Do not use cloud if:

  • You have sensitive data or business logic (keep this internal or use a hybrid cloud and keep this information private)
  • You are concerned about the security risks of cloud environments
  • You need to retain control over your data, systems and service levels
  • You are contractually obligated to ensure data remains in-country
  • Your requirements are considerable and, therefore, cloud can be expensive – use local IT or dedicated hosting instead
  • CAPEX spend is more acceptable than OPEX

The Future

Cloud computing seems to be far more than a passing fad. The advent of low-cost low-latency high-bandwidth connectivity, coupled with massive increases in processing power and storage capability have come together to make cloud computing a very real and viable mechanism for delivering IT.

As the market evolves, the offerings will become more comprehensive, and any deficiencies and weaknesses will be ironed out, making cloud computing not only more financially attractive, but also more technically viable and less risky.

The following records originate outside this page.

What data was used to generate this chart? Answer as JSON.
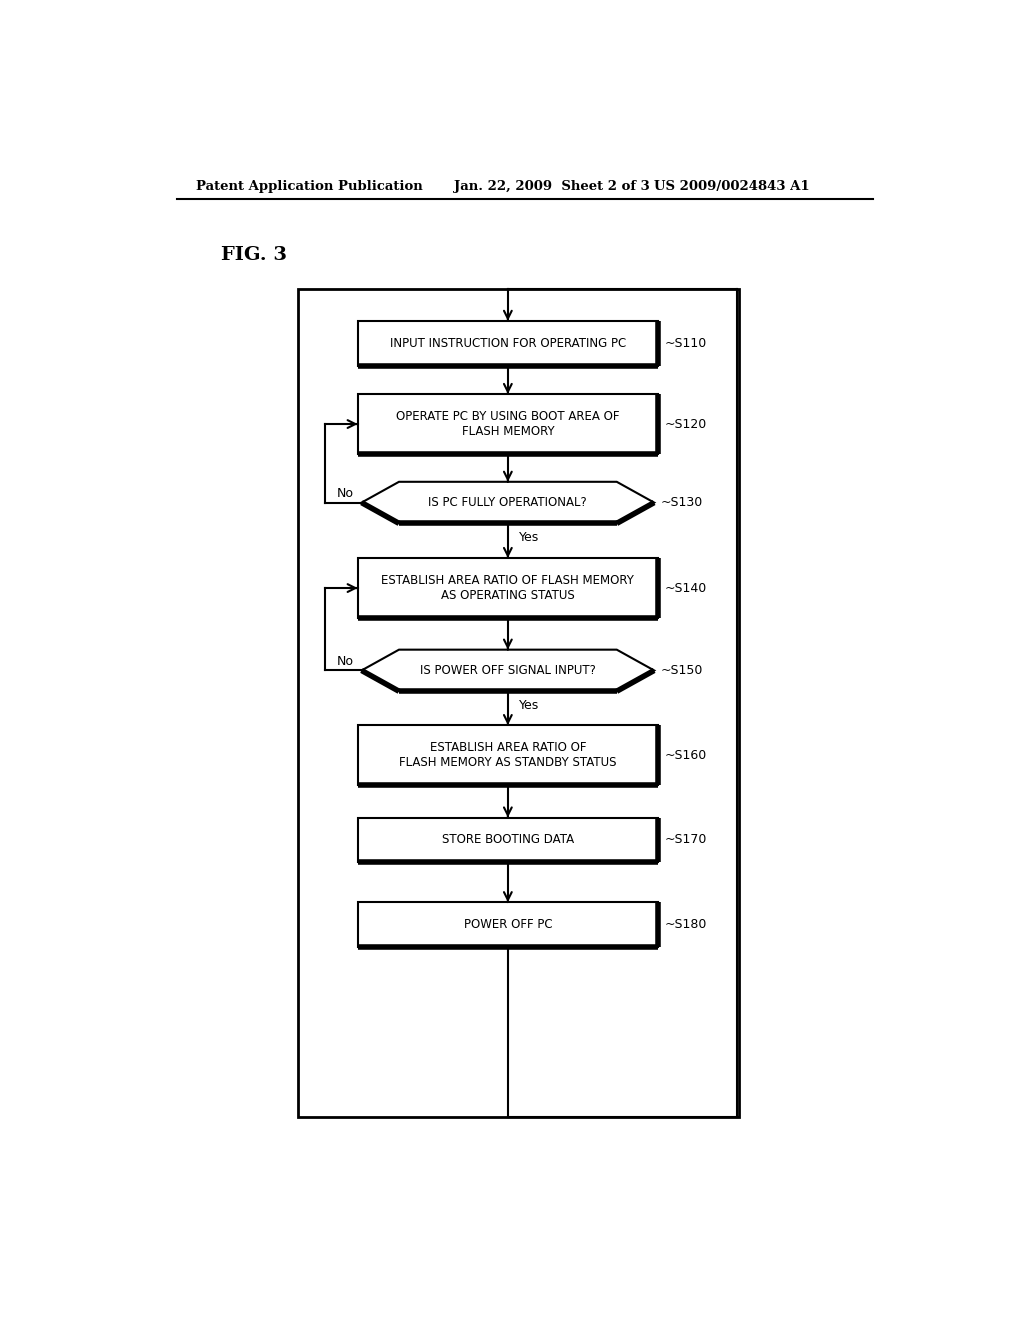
{
  "bg_color": "#ffffff",
  "header_left": "Patent Application Publication",
  "header_mid": "Jan. 22, 2009  Sheet 2 of 3",
  "header_right": "US 2009/0024843 A1",
  "fig_label": "FIG. 3",
  "steps": [
    {
      "id": "S110",
      "label": "INPUT INSTRUCTION FOR OPERATING PC",
      "type": "rect"
    },
    {
      "id": "S120",
      "label": "OPERATE PC BY USING BOOT AREA OF\nFLASH MEMORY",
      "type": "rect"
    },
    {
      "id": "S130",
      "label": "IS PC FULLY OPERATIONAL?",
      "type": "diamond"
    },
    {
      "id": "S140",
      "label": "ESTABLISH AREA RATIO OF FLASH MEMORY\nAS OPERATING STATUS",
      "type": "rect"
    },
    {
      "id": "S150",
      "label": "IS POWER OFF SIGNAL INPUT?",
      "type": "diamond"
    },
    {
      "id": "S160",
      "label": "ESTABLISH AREA RATIO OF\nFLASH MEMORY AS STANDBY STATUS",
      "type": "rect"
    },
    {
      "id": "S170",
      "label": "STORE BOOTING DATA",
      "type": "rect"
    },
    {
      "id": "S180",
      "label": "POWER OFF PC",
      "type": "rect"
    }
  ]
}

Increasingly, major corporations as well as small businesses will take to cloud computing – initially for niche areas such as development, testing and initial product launches, and then as the cloud matures, becomes more cost effective to scale, and security concerns are addressed, it will be used for other areas too, including core business IT functions. This will both support and be supported by the business moving to more flexible ways of working which require more ubiquitous access to applications, regardless of location or terminal type.

Eventually, we may see the majority of IT being hosted in a cloud of one form or another – initially on a combination of external and internal (hybrid) clouds, and potentially moving more and more over time to robust external clouds. There could even come a time when everything moves to cloud computing, with only the most sensitive requirements being hosted internally, but this is still some way off.

Conclusion

There is a definite place in most organisations for one form of cloud computing or another. The key is to carefully assess when cloud is appropriate and when it’s not. Is it cost-effective? Does it deliver enhanced agility and scalability? Can it provide the appropriate levels of security and availability?

Any organisation today should be looking at how cloud computing fits into their organisation today, and starting to ask the pertinent questions to assess it’s suitability and viability. This should be seen as a starting point and setting the ground-work for the longer-term when cloud computing will inevitably be the logical approach to delivery for much of IT.

Caution, however, should be exercised – cloud computing is real and useful, but the full implications need to be carefully analysed and assessed and cloud entered into with a full awareness of not only the potential benefits, but also the risks and implications that accompany them.